Planungshilfen: Zeichnungen machen Klarheit

Wenn Sie größere Umbauten planen, helfen einfache Skizzen mehr als lange Diskussionen. Erstellen Sie mindestens drei Pläne:

  1. Raumstruktur-Plan: Welche Wände fallen weg? Wo kommen neue Türöffnungen hin?
  2. Elektro-Plan: Wo sollen Steckdosen, Lichtschalter und Lampen sitzen? Denken Sie an Homeoffice-Bedarf!
  3. Flächen-Plan: Welche Bodenbeläge wo? Wo beginnt der Fliesenbereich im Bad?

Diese Pläne dienen auch als Grundlage für Angebote von Handwerkern. Je genauer die Planung, desto präziser die Kostenschätzung.

Was kostet eine falsche Priorisierung bei der Renovierung?

Eine ungünstige Reihenfolge der Arbeiten kann leicht 10.000 bis 20.000 Euro Mehrkosten verursachen. Dies passiert oft, wenn man beispielsweise erst neue Böden legt und dann doch noch Rohre in den Wänden austauschen muss, was die Böden beschädigt oder erfordert, dass Teile entfernt und neu verlegt werden.

Muss ich meine Heizung unbedingt tauschen?

Nicht automatisch, aber unter bestimmten Bedingungen ja. Das Gebäudeenergiegesetz (GEG) schreibt vor, dass Ölheizungen nach 30 Jahren ersetzt werden müssen und Gasheizungen nach 30 Jahren nur noch gegen moderne, effiziente Systeme getauscht werden dürfen. Zudem lohnt sich ein Tausch oft wegen der verfügbaren staatlichen Förderungen.

Kann ich selbst die Prioritäten setzen oder brauche ich einen Profi?

Sie können die grobe Richtung bestimmen, aber für die technische Umsetzung ist Rat nötig. Ein Architekt, Bauleiter oder Energieberater kann helfen, versteckte Mängel zu finden und die gesetzliche Compliance (GEG) sicherzustellen. Diese Investition in Beratung spart langfristig meist viel Geld.

Wie lange dauert eine typische Kernsanierung?

Das hängt stark von der Größe des Hauses und dem Umfang der Arbeiten ab.
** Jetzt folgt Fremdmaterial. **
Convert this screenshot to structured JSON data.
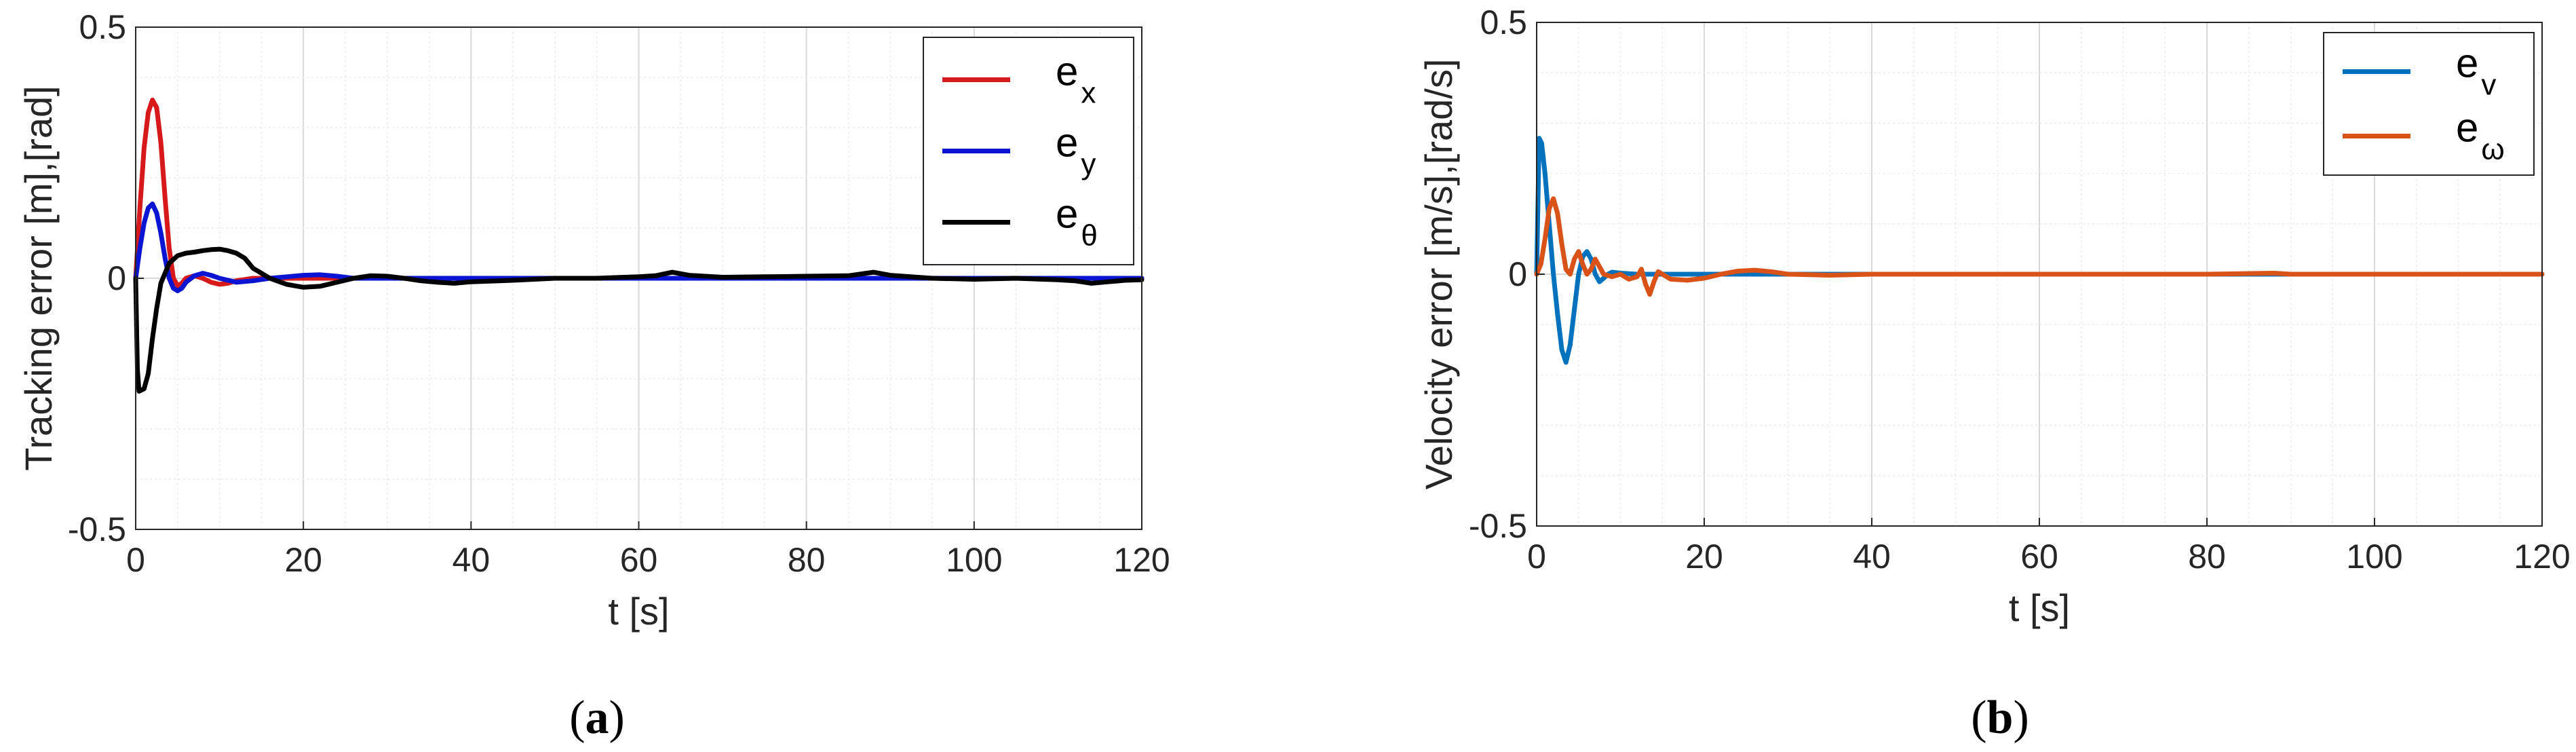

Eine komplette Kernsanierung eines Einfamilienhauses dauert in der Regel zwischen 6 und 12 Monaten. Dabei sollten Sie Trockenzeiten für Estrich und Farben sowie Lieferverzögerungen von Material einkalkulieren.

Lohnt sich die Dämmung von Keller und Dachboden?

Ja, sehr wohl. Die oberste Geschossdecke (Dachbodenisolation) ist oft die kostengünstigste und effektivste Dämmmaßnahme. Kellerdecken zu dämmen ist ebenfalls sinnvoll, wenn der Keller nicht beheizt wird, da sonst Wärme nach unten verloren geht. Beide Maßnahmen tragen erheblich zur Senkung der Heizkosten bei.